‘This is our family – just you and me’ – Noemie’s story

Posted 21 March 2024

The 1.8 million single-parent families in the UK come in all shapes and sizes. Noemie, Mum of 5-year-old Jack, describes how she chose to become a lone parent:

‘I was approaching my 40s.  I hadn’t met anyone I wanted to have a family with and I didn’t want to end up in my 60s wondering what could have happened. So I budgeted, I did my research and I worked out I had enough savings to try two rounds of insemination.  I got lucky –  it worked at the 2nd attempt, my pregnancy went well and I had Jack in March 2019!

I had a friend who was supposed to be with me during labour, but her twins were premature – they were due 2 weeks after my due date but were actually born 2 weeks earlier.  So we did see each other in hospital but I didn’t have anyone with me for the birth – which ended up as an emergency c-section.

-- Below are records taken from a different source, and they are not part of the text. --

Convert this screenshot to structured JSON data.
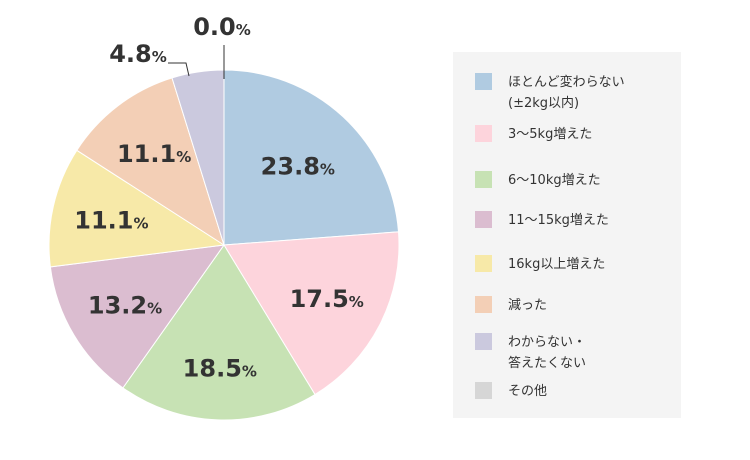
{
  "chart_data": {
    "type": "pie",
    "start": "top, clockwise",
    "unit": "%",
    "categories": [
      "ほとんど変わらない\n(±2kg以内)",
      "3〜5kg増えた",
      "6〜10kg増えた",
      "11〜15kg増えた",
      "16kg以上増えた",
      "減った",
      "わからない・\n答えたくない",
      "その他"
    ],
    "values": [
      23.8,
      17.5,
      18.5,
      13.2,
      11.1,
      11.1,
      4.8,
      0.0
    ],
    "labels": [
      "23.8",
      "17.5",
      "18.5",
      "13.2",
      "11.1",
      "11.1",
      "4.8",
      "0.0"
    ],
    "colors": [
      "#b0cbe1",
      "#fdd4dc",
      "#c7e2b4",
      "#dbbdd0",
      "#f7e9a8",
      "#f3cfb6",
      "#cbc9de",
      "#d6d6d6"
    ],
    "legend_position": "right"
  }
}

At times I felt a bit isolated in the hospital because I was the only person who didn’t have a partner. But there was a midwife with me who got exactly the right balance between plain English and medical jargon, explaining who was who and what was happening. I think that was the best thing that could have happened. You don’t necessarily get the right support from a partner just because it’s your partner. Someone who was emotional and stressed and trying to hold it together for me emotionally, just wouldn’t have been what I needed in that moment.

My mum and step dad came to stay when we got home. We got a taxi home from the hospital – my mum wouldn’t let me take the bus which was probably a good idea!  It was strange bringing Jack home. I’m not sure we’d established that bond yet so I remember feeling a bit like we were strangers getting to know each other.

It was great to have some help in those early days, but I was glad when my mum and stepdad left because it was the right time to establish ourselves, to say this is our house, our family, just you and me.

I’d wanted to move on from the job I was doing, so I used my maternity leave to finish the accountancy qualifications I’d been doing. Luckily Jack was good at getting into a routine so studying was easier while he was a new born but as he got bigger it got a lot more challenging! I finished my last exam a few days before everything locked down for Covid.

We’d planned to spend Jack’s first birthday at a local city farm with my mum and stepdad. It turned out to be just the two of us in the living room, playing with an animal farm set, so it was still a farm theme but not quite the same!

The first few months of lockdown, we’d go for our daily walk on our own. It was spring, and we were finding all the different ways to go to the same place, so it was fun, but after a while, it felt like Groundhog Day! Fortunately, I was still working part-time from home,  and that was a lifesaver. I would have gone mad without work. I’ve always been really happy to be in the work environment – it’s important to me, to have that balance.

I think I got lucky, I took a couple of risks with my career and they paid off.  I’ve been in my current job, working from home in charity finance, for about 11 months now.  I’ve got a lot of flexibility. I can walk Jack to school and start work at around 9.15. I’ve had a few meetings where he’s been around, and I don’t have to apologise for that, everyone understands and they don’t judge me for it.

I feel quite privileged because I have a well-paid job and a mortgage, and I’m finally out of the Universal Credit trap where any extra money you earn means your Universal Credit decreases. So they take away the incentive to work and then you’re accused of living off benefits!

I’ve definitely noticed the cost-of-living crisis. I keep the house at 16 degrees, but my energy prices have nearly doubled, and I spend the same amount every week at Tescos but seem to get less and less food!  But I’m lucky – it’s so much harder for parents who are stuck in the Universal Credit system.

The single-parent community is a big pool of people. There are people who are co-parenting with an ex, who have a new partner, or who are doing it on their own. Some have grandparents close by, some don’t.

Fortunately, I’ve got friends nearby, and even though my family isn’t physically near, I’m still really close to my cousins and siblings. Our family WhatsApp group is a great support network, so I may be on my own but I’m one of the privileged ones.

It’s not always easy though. When there’s a health issue, sometimes it’s exhausting to not have a sounding board, a second opinion. You’re always responsible for making the call and you don’t know if you’re making the right one.

But there are some benefits – I feel like I save a lot of mental energy not arguing or trying to find a compromise with a partner – and I always get to choose where we spend Christmas and our holidays!’